Video: Link to YouTube video: https://www.youtube.com/watch?v=EFY460oquXw
Video Details: Frame rate (FPS): 30 Resolution: 1080x1920 (Height x Width) Single person in view from back angle(no overlapping people)
Expected Behavior: Since the person is facing away, landmarks like the nose and eyes should have low visibility scores.
Actual Behavior: All three Pose Landmark models I downloaded (lite, full, and heavy) consistently report high visibility and presence scores for the nose, eyes, and other front-facing joints.

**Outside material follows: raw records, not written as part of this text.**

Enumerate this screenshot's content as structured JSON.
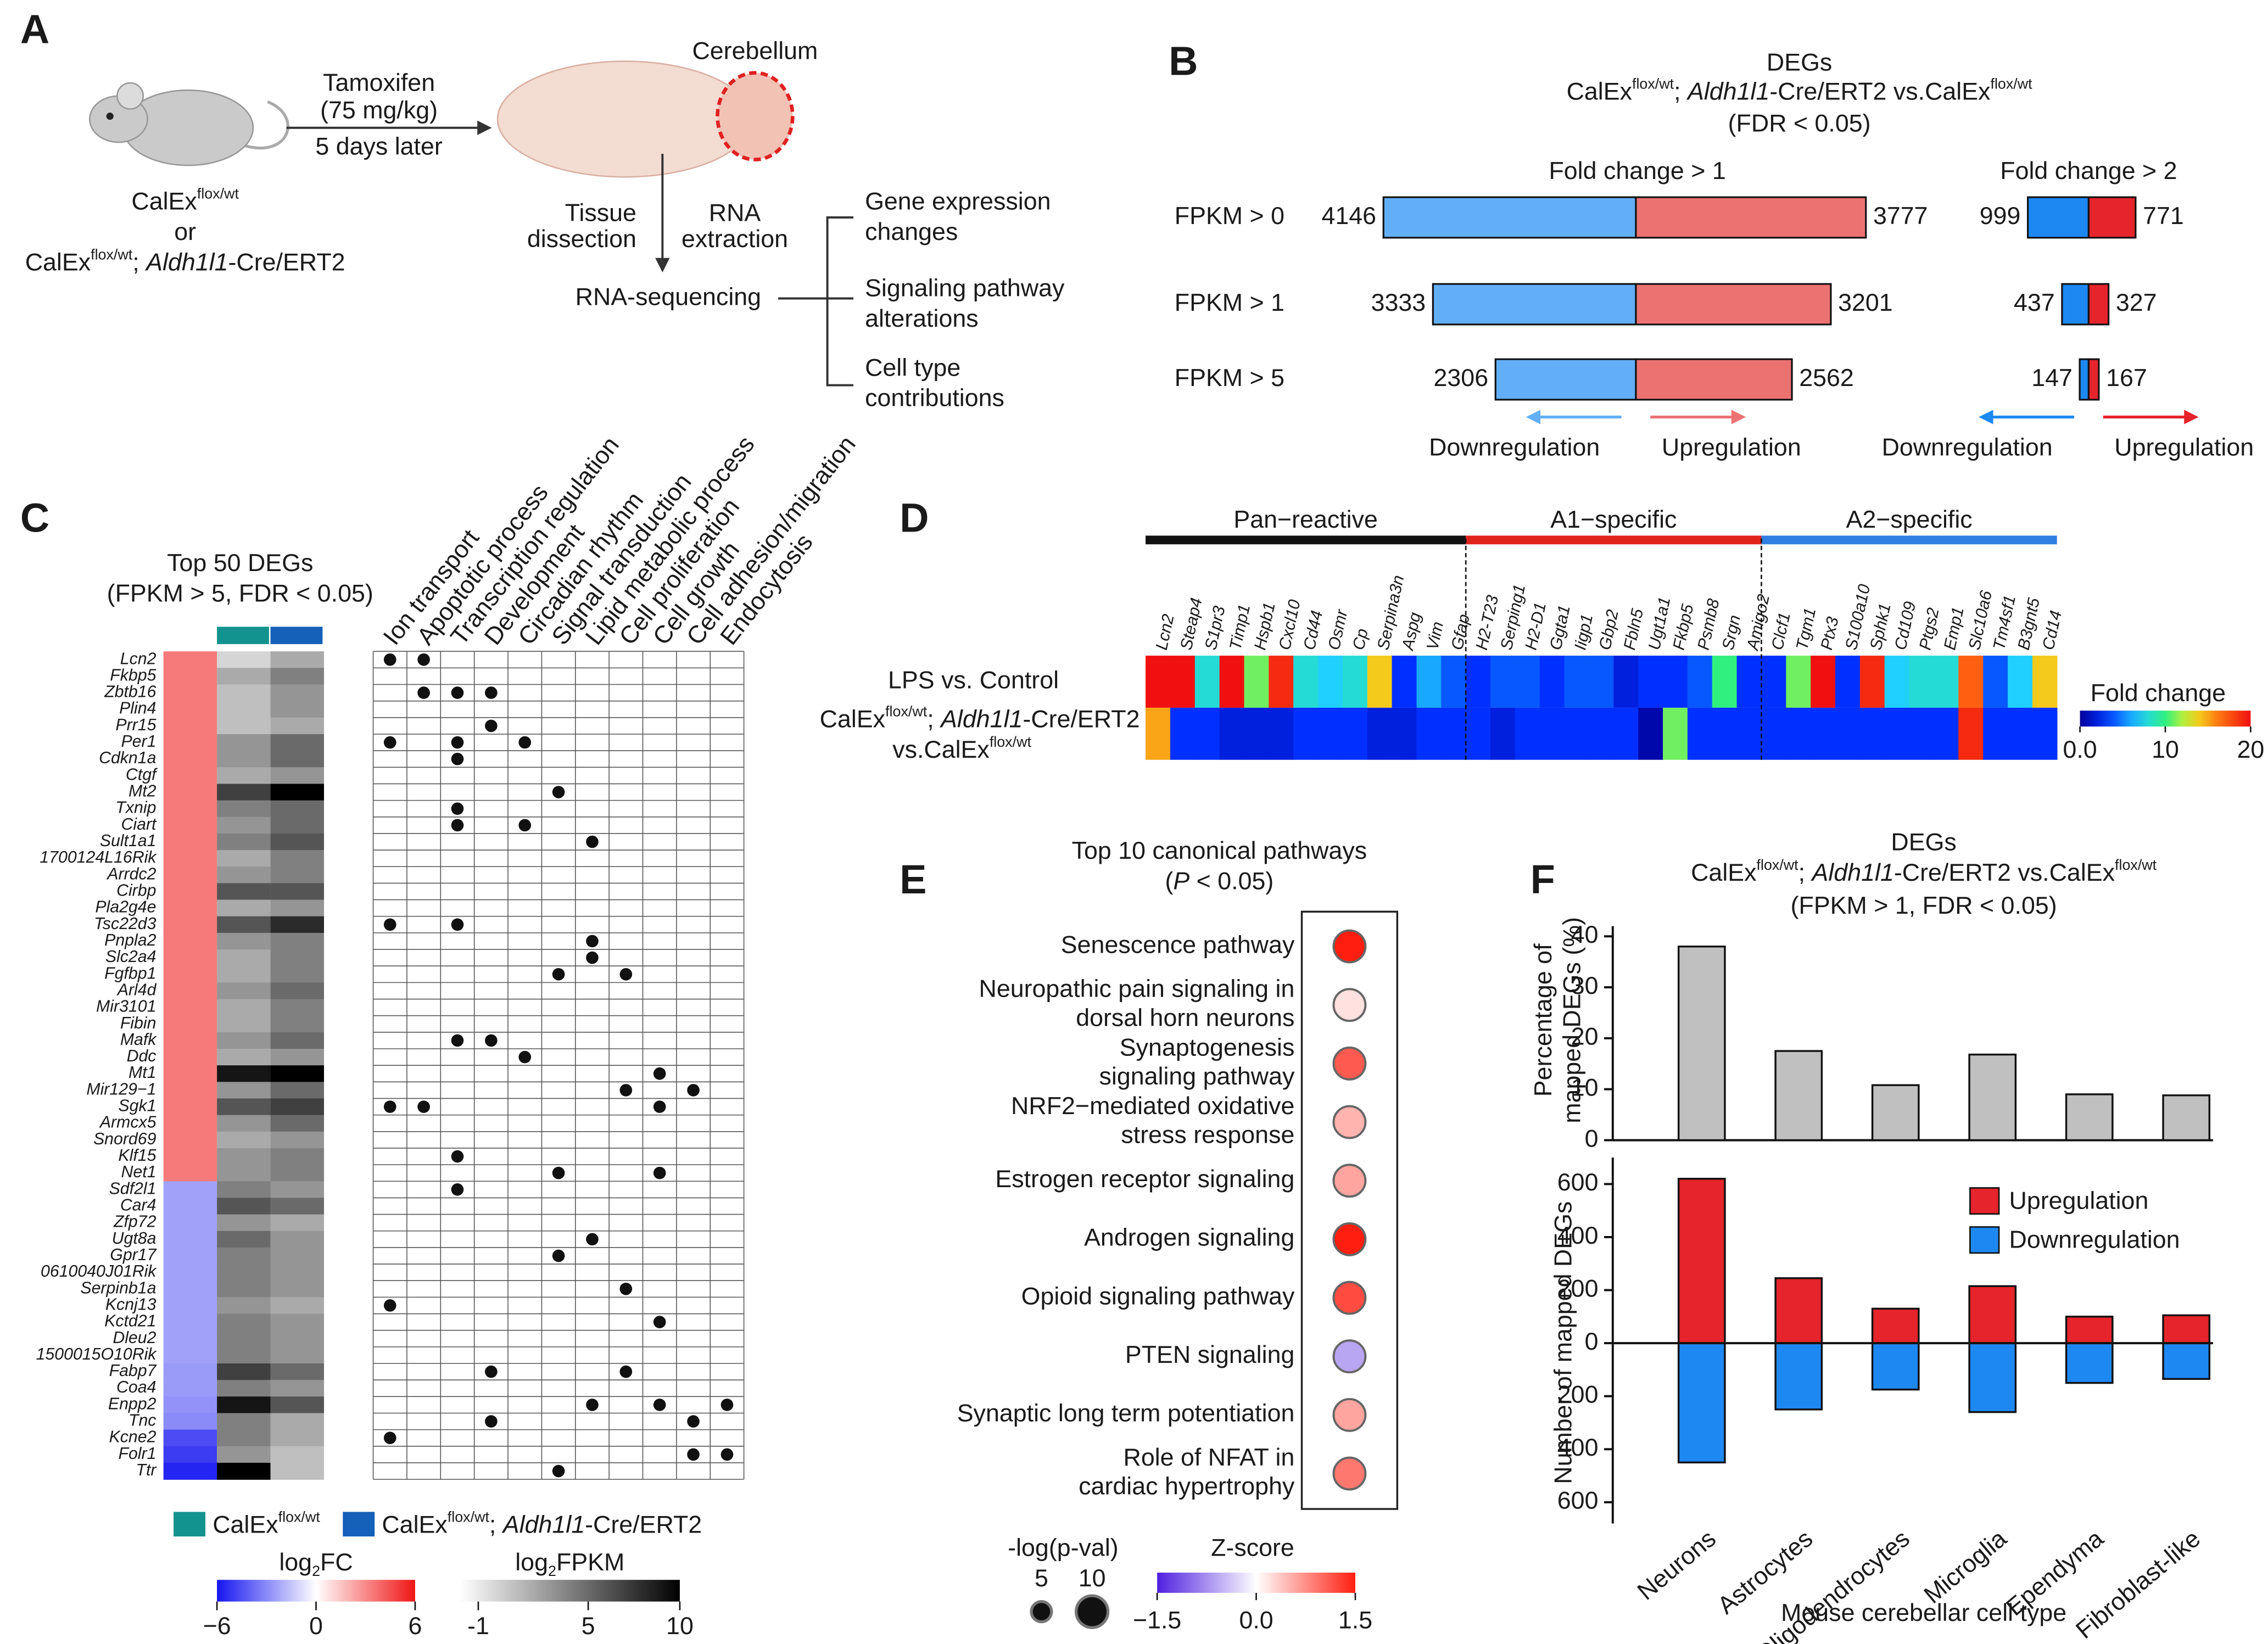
{
  "panel_labels": [
    "A",
    "B",
    "C",
    "D",
    "E",
    "F"
  ],
  "panel_a": {
    "treatment": [
      "Tamoxifen",
      "(75 mg/kg)",
      "5 days later"
    ],
    "region": "Cerebellum",
    "genotype1": [
      "CalEx",
      "flox/wt"
    ],
    "or": "or",
    "genotype2": [
      "CalEx",
      "flox/wt",
      "; ",
      "Aldh1l1",
      "-Cre/ERT2"
    ],
    "step1": [
      "Tissue",
      "dissection"
    ],
    "step2": [
      "RNA",
      "extraction"
    ],
    "method": "RNA-sequencing",
    "outcomes": [
      [
        "Gene expression",
        "changes"
      ],
      [
        "Signaling pathway",
        "alterations"
      ],
      [
        "Cell type",
        "contributions"
      ]
    ]
  },
  "chart_data": [
    {
      "type": "butterfly",
      "title": "DEGs",
      "subtitle": [
        "CalEx",
        "flox/wt",
        "; ",
        "Aldh1l1",
        "-Cre/ERT2 vs.CalEx",
        "flox/wt"
      ],
      "note": "(FDR < 0.05)",
      "categories": [
        "FPKM > 0",
        "FPKM > 1",
        "FPKM > 5"
      ],
      "panels": [
        {
          "title": "Fold change > 1",
          "series": [
            {
              "name": "Downregulation",
              "color": "#62aff7",
              "values": [
                4146,
                3333,
                2306
              ]
            },
            {
              "name": "Upregulation",
              "color": "#ec7272",
              "values": [
                3777,
                3201,
                2562
              ]
            }
          ]
        },
        {
          "title": "Fold change > 2",
          "series": [
            {
              "name": "Downregulation",
              "color": "#1e88f2",
              "values": [
                999,
                437,
                147
              ]
            },
            {
              "name": "Upregulation",
              "color": "#e5242b",
              "values": [
                771,
                327,
                167
              ]
            }
          ]
        }
      ]
    },
    {
      "type": "matrix",
      "title": "Top 50 DEGs",
      "subtitle": "(FPKM > 5, FDR < 0.05)",
      "genes": [
        "Lcn2",
        "Fkbp5",
        "Zbtb16",
        "Plin4",
        "Prr15",
        "Per1",
        "Cdkn1a",
        "Ctgf",
        "Mt2",
        "Txnip",
        "Ciart",
        "Sult1a1",
        "1700124L16Rik",
        "Arrdc2",
        "Cirbp",
        "Pla2g4e",
        "Tsc22d3",
        "Pnpla2",
        "Slc2a4",
        "Fgfbp1",
        "Arl4d",
        "Mir3101",
        "Fibin",
        "Mafk",
        "Ddc",
        "Mt1",
        "Mir129−1",
        "Sgk1",
        "Armcx5",
        "Snord69",
        "Klf15",
        "Net1",
        "Sdf2l1",
        "Car4",
        "Zfp72",
        "Ugt8a",
        "Gpr17",
        "0610040J01Rik",
        "Serpinb1a",
        "Kcnj13",
        "Kctd21",
        "Dleu2",
        "1500015O10Rik",
        "Fabp7",
        "Coa4",
        "Enpp2",
        "Tnc",
        "Kcne2",
        "Folr1",
        "Ttr"
      ],
      "log2fc": {
        "label": [
          "log",
          "2",
          "FC"
        ],
        "lim": [
          -6,
          6
        ],
        "ticks": [
          {
            "value": -6,
            "label": "−6"
          },
          0,
          6
        ],
        "values": [
          3.4,
          3.4,
          3.4,
          3.4,
          3.4,
          3.4,
          3.4,
          3.4,
          3.4,
          3.4,
          3.4,
          3.4,
          3.4,
          3.4,
          3.4,
          3.4,
          3.4,
          3.4,
          3.4,
          3.4,
          3.4,
          3.4,
          3.4,
          3.4,
          3.4,
          3.4,
          3.4,
          3.4,
          3.4,
          3.4,
          3.4,
          3.4,
          -2.4,
          -2.4,
          -2.4,
          -2.4,
          -2.4,
          -2.4,
          -2.4,
          -2.4,
          -2.4,
          -2.4,
          -2.4,
          -2.6,
          -2.6,
          -2.8,
          -3,
          -4.6,
          -5,
          -5.6
        ]
      },
      "fpkm": {
        "label": [
          "log",
          "2",
          "FPKM"
        ],
        "lim": [
          -2,
          10
        ],
        "ticks": [
          -1,
          5,
          10
        ],
        "series": [
          {
            "name": [
              "CalEx",
              "flox/wt"
            ],
            "color": "#13938f",
            "values": [
              0,
              2,
              1,
              1,
              1,
              3,
              3,
              2,
              7,
              4,
              3,
              4,
              2,
              3,
              6,
              2,
              6,
              3,
              2,
              2,
              3,
              2,
              2,
              3,
              2,
              9,
              3,
              6,
              3,
              2,
              3,
              3,
              4,
              6,
              3,
              5,
              4,
              4,
              4,
              3,
              4,
              4,
              4,
              7,
              4,
              9,
              4,
              4,
              3,
              10
            ]
          },
          {
            "name": [
              "CalEx",
              "flox/wt",
              "; ",
              "Aldh1l1",
              "-Cre/ERT2"
            ],
            "color": "#1560b8",
            "values": [
              2,
              4,
              3,
              3,
              2,
              5,
              5,
              3,
              10,
              5,
              5,
              6,
              4,
              4,
              6,
              3,
              8,
              4,
              4,
              4,
              5,
              4,
              4,
              5,
              3,
              10,
              5,
              7,
              5,
              3,
              4,
              4,
              3,
              5,
              2,
              3,
              3,
              3,
              3,
              2,
              3,
              3,
              3,
              5,
              3,
              6,
              2,
              2,
              1,
              1
            ]
          }
        ]
      },
      "functions": [
        "Ion transport",
        "Apoptotic process",
        "Transcription regulation",
        "Development",
        "Circadian rhythm",
        "Signal transduction",
        "Lipid metabolic process",
        "Cell proliferation",
        "Cell growth",
        "Cell adhesion/migration",
        "Endocytosis"
      ],
      "dots": [
        [
          0,
          1
        ],
        [],
        [
          1,
          2,
          3
        ],
        [],
        [
          3
        ],
        [
          0,
          2,
          4
        ],
        [
          2
        ],
        [],
        [
          5
        ],
        [
          2
        ],
        [
          2,
          4
        ],
        [
          6
        ],
        [],
        [],
        [],
        [],
        [
          0,
          2
        ],
        [
          6
        ],
        [
          6
        ],
        [
          5,
          7
        ],
        [],
        [],
        [],
        [
          2,
          3
        ],
        [
          4
        ],
        [
          8
        ],
        [
          7,
          9
        ],
        [
          0,
          1,
          8
        ],
        [],
        [],
        [
          2
        ],
        [
          5,
          8
        ],
        [
          2
        ],
        [],
        [],
        [
          6
        ],
        [
          5
        ],
        [],
        [
          7
        ],
        [
          0
        ],
        [
          8
        ],
        [],
        [],
        [
          3,
          7
        ],
        [],
        [
          6,
          8,
          10
        ],
        [
          3,
          9
        ],
        [
          0
        ],
        [
          9,
          10
        ],
        [
          5
        ]
      ]
    },
    {
      "type": "heatmap",
      "groups": [
        {
          "name": "Pan−reactive",
          "color": "#111111",
          "genes": [
            "Lcn2",
            "Steap4",
            "S1pr3",
            "Timp1",
            "Hspb1",
            "Cxcl10",
            "Cd44",
            "Osmr",
            "Cp",
            "Serpina3n",
            "Aspg",
            "Vim",
            "Gfap"
          ]
        },
        {
          "name": "A1−specific",
          "color": "#e0231c",
          "genes": [
            "H2-T23",
            "Serping1",
            "H2-D1",
            "Ggta1",
            "Iigp1",
            "Gbp2",
            "Fbln5",
            "Ugt1a1",
            "Fkbp5",
            "Psmb8",
            "Srgn",
            "Amigo2"
          ]
        },
        {
          "name": "A2−specific",
          "color": "#2f7fe0",
          "genes": [
            "Clcf1",
            "Tgm1",
            "Ptx3",
            "S100a10",
            "Sphk1",
            "Cd109",
            "Ptgs2",
            "Emp1",
            "Slc10a6",
            "Tm4sf1",
            "B3gnt5",
            "Cd14"
          ]
        }
      ],
      "rows": [
        [
          "LPS vs. Control"
        ],
        [
          "CalEx",
          "flox/wt",
          "; ",
          "Aldh1l1",
          "-Cre/ERT2",
          "vs.CalEx",
          "flox/wt"
        ]
      ],
      "values": [
        [
          20,
          20,
          8,
          20,
          11,
          19,
          8,
          7,
          8,
          14,
          3,
          6,
          4,
          3,
          4,
          4,
          3,
          4,
          4,
          2,
          3,
          3,
          4,
          10,
          3,
          3,
          11,
          20,
          3,
          19,
          7,
          8,
          8,
          17,
          4,
          7,
          14
        ],
        [
          15,
          3,
          3,
          2,
          2,
          2,
          3,
          3,
          3,
          2,
          2,
          3,
          3,
          3,
          2,
          3,
          3,
          3,
          3,
          3,
          0.5,
          11,
          3,
          3,
          3,
          3,
          3,
          3,
          3,
          3,
          3,
          3,
          3,
          19,
          3,
          3,
          3
        ]
      ],
      "legend_title": "Fold change",
      "clim": [
        0,
        20
      ],
      "cticks": [
        {
          "value": 0,
          "label": "0.0"
        },
        10,
        20
      ]
    },
    {
      "type": "dot",
      "title": "Top 10 canonical pathways",
      "subtitle": [
        "(",
        "P",
        " < 0.05)"
      ],
      "pathways": [
        [
          "Senescence pathway"
        ],
        [
          "Neuropathic pain signaling in",
          "dorsal horn neurons"
        ],
        [
          "Synaptogenesis",
          "signaling pathway"
        ],
        [
          "NRF2−mediated oxidative",
          "stress response"
        ],
        [
          "Estrogen receptor signaling"
        ],
        [
          "Androgen signaling"
        ],
        [
          "Opioid signaling pathway"
        ],
        [
          "PTEN signaling"
        ],
        [
          "Synaptic long term potentiation"
        ],
        [
          "Role of NFAT in",
          "cardiac hypertrophy"
        ]
      ],
      "neglogp": [
        10,
        10,
        10,
        10,
        10,
        10,
        10,
        10,
        10,
        10
      ],
      "zscore": [
        1.5,
        0.2,
        1.1,
        0.5,
        0.6,
        1.5,
        1.2,
        -0.6,
        0.6,
        0.9
      ],
      "size_label": "-log(p-val)",
      "size_ticks": [
        5,
        10
      ],
      "color_label": "Z-score",
      "clim": [
        -1.5,
        1.5
      ],
      "cticks": [
        {
          "value": -1.5,
          "label": "−1.5"
        },
        {
          "value": 0,
          "label": "0.0"
        },
        1.5
      ]
    },
    {
      "type": "bar",
      "title": "DEGs",
      "subtitle": [
        "CalEx",
        "flox/wt",
        "; ",
        "Aldh1l1",
        "-Cre/ERT2 vs.CalEx",
        "flox/wt"
      ],
      "note": "(FPKM > 1, FDR < 0.05)",
      "ylabel": [
        "Percentage of",
        "mapped DEGs (%)"
      ],
      "values": [
        38,
        17.5,
        10.8,
        16.8,
        9,
        8.8
      ],
      "color": "#c0c0c0",
      "ylim": [
        0,
        42
      ],
      "yticks": [
        0,
        10,
        20,
        30,
        40
      ]
    },
    {
      "type": "diverging-bar",
      "ylabel": "Number of mapped DEGs",
      "xlabel": "Mouse cerebellar cell type",
      "categories": [
        "Neurons",
        "Astrocytes",
        "Oligodendrocytes",
        "Microglia",
        "Ependyma",
        "Fibroblast-like"
      ],
      "series": [
        {
          "name": "Upregulation",
          "color": "#e5242b",
          "values": [
            620,
            245,
            130,
            215,
            100,
            105
          ]
        },
        {
          "name": "Downregulation",
          "color": "#1e88f2",
          "values": [
            -450,
            -250,
            -175,
            -260,
            -150,
            -135
          ]
        }
      ],
      "ylim": [
        -680,
        700
      ],
      "yticks": [
        {
          "value": -600,
          "label": "600"
        },
        {
          "value": -400,
          "label": "400"
        },
        {
          "value": -200,
          "label": "200"
        },
        0,
        200,
        400,
        600
      ]
    }
  ]
}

Models Used: Downloaded the latest versions of all the models (lite,full and heavy) from the official MediaPipe website: https://developers.google.com/mediapipe/solutions/vision/pose_landmarker
I'm hoping to understand why are all three models are assigning high scores to landmarks that should be obscured and potentially find ways to reduce the visibility scores for not visible joints to segregate visible and not-visible joints
Let me know if there is any other information on system or mediapipe I can provide to help to debug the issue, thank you.
@Nit-Rathore Did you get any solution for this?
@ErikValle2 Unfortunately not, shifted to another pose detection model for visibility.
Hi @Nit-Rathore,
I apologize for the delayed response. Could you please confirm if this issue has been resolved on your end, or if you still require assistance from us?
Thank you!!
Hey, still require assistance as the problem wasn't solved.
Hi @Nit-Rathore,
Unfortunately, it appears that this is a bug in our pose detection model. We need to fix this. For now, we are marking it as a bug and sharing it with our team, but we cannot provide a timeline for the fix.
Thank you!!
hi @kuaashish, are there any updates on this issue?
Did anyone find a work around for this?